Storage

Tilera Says Low-power Server with 512 Cores Coming

Tilera on Friday said a "major" server maker will announce a low-power server with 512 cores, using eight of its 64-core processors, later this month.

The server will draw about 400 watts of power and deliver the same performance as eight dual-socket x86 servers, which could consume up to 2,500 watts, a Tilera representative said in an e-mail.  

Tilera, a low-power chip maker, in October announced a new line of Tile-GX chips, which included 64-core and 100-core chips. The company is trying to make its way into the server market, which is dominated by chips based on the x86 architecture from Intel and Advanced Micro Devices. Tilera's chips are based on a new architecture design with RISC (reduced instruction set computer) cores on a single chip.

The company did not immediately respond to request for comment on the server vendor's name, but an official announcement is expected on June 22.

Tilera has taken a markedly different approach in its chip design than is found on traditional x86 chips. Tilera's chips have a mesh design for faster data exchange, and the parallelized cores are organized in a square with multiple points to receive and transfer data. Each core has a switch for faster data exchange. Chips from Intel and AMD rely on crossbars, which could potentially lead to bandwidth issues as the number of cores expands.

Intel is also using the mesh design in an experimental 48-core chip which was announced last year.

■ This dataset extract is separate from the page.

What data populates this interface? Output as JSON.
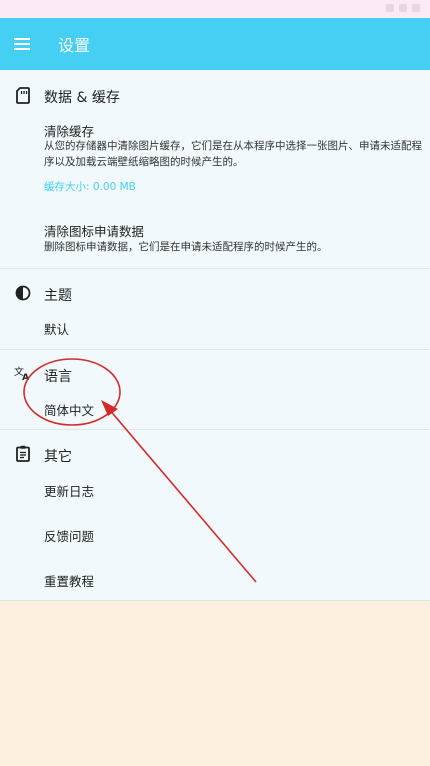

Chip makers are adding more cores as they look to reduce power consumption while increasing performance. Intel offers the Nehalem-EX chip, which offers eight processing cores, while AMD offers the Magny Cours chip, which includes 12 cores.

Tilera's chips have the attributes of a general-purpose CPU, as they run the Linux OS and other applications commonly used to serve Web data. The chips are designed to run applications scalable across a large number of cores. Certain common Linux applications, such as the Apache Web server, MySQL database and Memcached caching software have been ported for use on Tilera's chips.